Of course, free speech will only die if we allow it to — if instead of launching a counter-offensive, we merely bitch about the hypocrisy of it all.
Personally, that’s not part of my makeup — and over the years, I’ve counseled our “own” side on how to beat back such an assault, a lesson for which I was rather infamously and publicly branded an “honor”-destroyer and, by way of a networking of lawyers and party “pragmatists” who’ve taken over the messaging apparatus for the GOP, essentially frozen out of any online conversation. I was to be driven off the internet, mostly by a back channel email campaign. And as commenting here dwindles, I’m anticipating the end is nigh.
I used to torment the internet left, who I can assure you was, in the aggregate, happy to see me marginalized by my own side, if only because it meant they didn’t have to respond to me when I belittled their magical thinking, their lies, and their obvious sophistry. As one troll asked archly the other day, “this place is still here?” — a shot at my faded influence. Which is what it is: Being impolitic and eschewing diplomacy for straight talk wasn’t particularly popular back when I began it, taking on both the left and those on the right whom I believed to be, consciously or not, giving aid to the progressive agenda. Doing so in a general way was okay; but calling out individual arguments attached to those who made them was out of bounds — less an intellectual endeavor than a way to bruise their egos. Or so they must have believed.
Which is why I find it ironic that those on “my” side who worked so creatively behind the scenes to see to my banishment are being forced to write posts now that echo things I was preaching for years, often to their scorn, or at least their tacit dismay.

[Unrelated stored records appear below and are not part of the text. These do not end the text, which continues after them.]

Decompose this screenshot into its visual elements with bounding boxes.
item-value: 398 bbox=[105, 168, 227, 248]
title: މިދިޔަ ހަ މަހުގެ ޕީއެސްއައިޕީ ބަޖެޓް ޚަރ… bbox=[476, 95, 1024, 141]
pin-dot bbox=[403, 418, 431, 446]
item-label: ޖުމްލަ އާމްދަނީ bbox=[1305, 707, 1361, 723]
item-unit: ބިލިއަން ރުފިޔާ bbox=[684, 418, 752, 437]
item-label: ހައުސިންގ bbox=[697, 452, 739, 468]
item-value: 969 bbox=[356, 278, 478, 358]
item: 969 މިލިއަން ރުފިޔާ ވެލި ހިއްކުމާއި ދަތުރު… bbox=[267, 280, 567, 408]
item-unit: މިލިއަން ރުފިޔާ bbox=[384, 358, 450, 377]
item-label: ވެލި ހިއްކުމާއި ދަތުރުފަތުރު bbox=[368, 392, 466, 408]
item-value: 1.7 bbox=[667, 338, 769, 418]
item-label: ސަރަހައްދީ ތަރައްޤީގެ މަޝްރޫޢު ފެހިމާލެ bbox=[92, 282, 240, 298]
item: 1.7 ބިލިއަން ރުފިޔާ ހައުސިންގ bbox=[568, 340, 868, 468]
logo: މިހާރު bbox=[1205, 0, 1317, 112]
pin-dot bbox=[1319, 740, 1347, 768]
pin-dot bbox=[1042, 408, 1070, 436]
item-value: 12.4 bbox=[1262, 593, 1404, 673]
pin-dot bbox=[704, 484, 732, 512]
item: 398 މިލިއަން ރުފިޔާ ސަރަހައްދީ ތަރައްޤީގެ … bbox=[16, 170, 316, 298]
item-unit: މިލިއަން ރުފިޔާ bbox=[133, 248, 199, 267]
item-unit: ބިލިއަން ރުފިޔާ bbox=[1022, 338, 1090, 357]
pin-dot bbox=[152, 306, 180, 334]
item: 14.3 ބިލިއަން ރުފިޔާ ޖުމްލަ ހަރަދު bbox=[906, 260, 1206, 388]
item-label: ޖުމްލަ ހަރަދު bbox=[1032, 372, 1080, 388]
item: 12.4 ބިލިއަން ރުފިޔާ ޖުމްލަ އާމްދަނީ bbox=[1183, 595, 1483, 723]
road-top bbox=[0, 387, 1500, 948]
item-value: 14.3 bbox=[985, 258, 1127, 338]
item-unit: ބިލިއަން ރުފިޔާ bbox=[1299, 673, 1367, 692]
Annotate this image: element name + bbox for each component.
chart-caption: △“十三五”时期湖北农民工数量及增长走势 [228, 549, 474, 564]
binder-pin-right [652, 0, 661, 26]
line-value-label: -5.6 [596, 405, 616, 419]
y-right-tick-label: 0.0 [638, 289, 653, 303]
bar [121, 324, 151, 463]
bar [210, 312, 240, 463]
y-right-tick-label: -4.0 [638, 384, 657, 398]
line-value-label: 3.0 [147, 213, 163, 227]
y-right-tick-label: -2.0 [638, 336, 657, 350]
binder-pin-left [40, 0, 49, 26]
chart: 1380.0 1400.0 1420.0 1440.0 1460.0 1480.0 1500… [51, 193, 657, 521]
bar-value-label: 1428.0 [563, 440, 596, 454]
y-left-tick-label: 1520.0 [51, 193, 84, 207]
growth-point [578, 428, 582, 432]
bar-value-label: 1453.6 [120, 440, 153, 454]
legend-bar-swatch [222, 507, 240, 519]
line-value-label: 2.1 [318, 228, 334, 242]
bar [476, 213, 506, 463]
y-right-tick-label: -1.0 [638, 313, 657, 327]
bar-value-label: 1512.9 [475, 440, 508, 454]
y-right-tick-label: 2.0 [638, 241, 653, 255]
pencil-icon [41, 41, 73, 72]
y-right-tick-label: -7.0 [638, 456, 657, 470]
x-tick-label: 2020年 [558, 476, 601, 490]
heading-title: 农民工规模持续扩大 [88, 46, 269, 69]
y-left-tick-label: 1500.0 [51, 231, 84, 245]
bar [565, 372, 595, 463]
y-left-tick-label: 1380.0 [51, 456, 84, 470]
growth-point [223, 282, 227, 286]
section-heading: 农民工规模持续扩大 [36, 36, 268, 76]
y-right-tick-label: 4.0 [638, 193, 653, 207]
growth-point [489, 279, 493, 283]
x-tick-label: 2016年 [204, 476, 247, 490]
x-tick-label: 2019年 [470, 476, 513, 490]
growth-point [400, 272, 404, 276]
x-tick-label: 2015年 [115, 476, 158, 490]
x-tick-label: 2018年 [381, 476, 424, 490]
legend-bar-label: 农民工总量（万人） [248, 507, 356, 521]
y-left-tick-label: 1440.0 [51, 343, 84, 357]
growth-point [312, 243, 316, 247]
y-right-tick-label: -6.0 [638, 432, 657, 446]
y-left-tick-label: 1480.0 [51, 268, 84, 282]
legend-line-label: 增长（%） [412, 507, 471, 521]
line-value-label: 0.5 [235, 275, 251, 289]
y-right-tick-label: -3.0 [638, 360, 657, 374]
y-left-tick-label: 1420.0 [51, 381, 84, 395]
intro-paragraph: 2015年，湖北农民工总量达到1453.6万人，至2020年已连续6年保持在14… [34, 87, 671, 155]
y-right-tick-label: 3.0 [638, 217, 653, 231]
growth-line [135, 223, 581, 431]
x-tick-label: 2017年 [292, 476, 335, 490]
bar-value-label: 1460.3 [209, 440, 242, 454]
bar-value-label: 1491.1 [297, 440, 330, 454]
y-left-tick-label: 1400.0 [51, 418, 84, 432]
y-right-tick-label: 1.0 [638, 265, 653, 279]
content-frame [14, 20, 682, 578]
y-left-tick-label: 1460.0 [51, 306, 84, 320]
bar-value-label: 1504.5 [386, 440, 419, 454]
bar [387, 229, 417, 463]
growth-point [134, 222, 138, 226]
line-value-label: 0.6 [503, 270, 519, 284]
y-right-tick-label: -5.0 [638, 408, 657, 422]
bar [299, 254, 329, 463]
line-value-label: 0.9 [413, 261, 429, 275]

I was being unhelpful back then, you see. A true believer. A purist. Whereas now, the political winds have shifted a bit, and if you can’t get into the establishment game, being a firebrand for liberty is the new online black. Outlaw is no longer a punchline. And intentionalism and originalism are starting to seem more and more useful in the fight against the left than they were when my dogged determination to shift the faulty institutionalization of linguistic incoherence was labeled “fundamentally unserious” and part of my “pseudo-intellectualism.”
So here we are, exactly where I suggested we were headed, and for precisely the reasons I suggested such — surrender the rules of language, you surrender any claim to the prevailing epistemology — which means now more than ever those who wished me gone would like to see me stay that way, if only because I will always serve as a reminder to them of who they really are and what they really thought important.
VDH, let me be clear, isn’t one of these people.
I hope — seriously, for the sake of our liberty — that someone who hasn’t been targeted for destruction by his or her own side, is able to make the linguistic and hermeneutic case for how a particular set of prevailing assumptions leads inevitably, as I’ve been noting for years, to where we today find ourselves, awash in anti-foundationalism, identity politics, PC thought enforcement, and the perversion and deconstruction of our most cherished founding ideals — equality before the law; tolerance in speech; and the dignity of the individual — to their current low states of radical egalitarianism; officially-sanctioned “protected” thought; and the individual as finding his true goodness only in service to the collective.
Maybe they can throw me a footnote or something. To assuage their nagging guilt. Assuming they have the capacity for shame.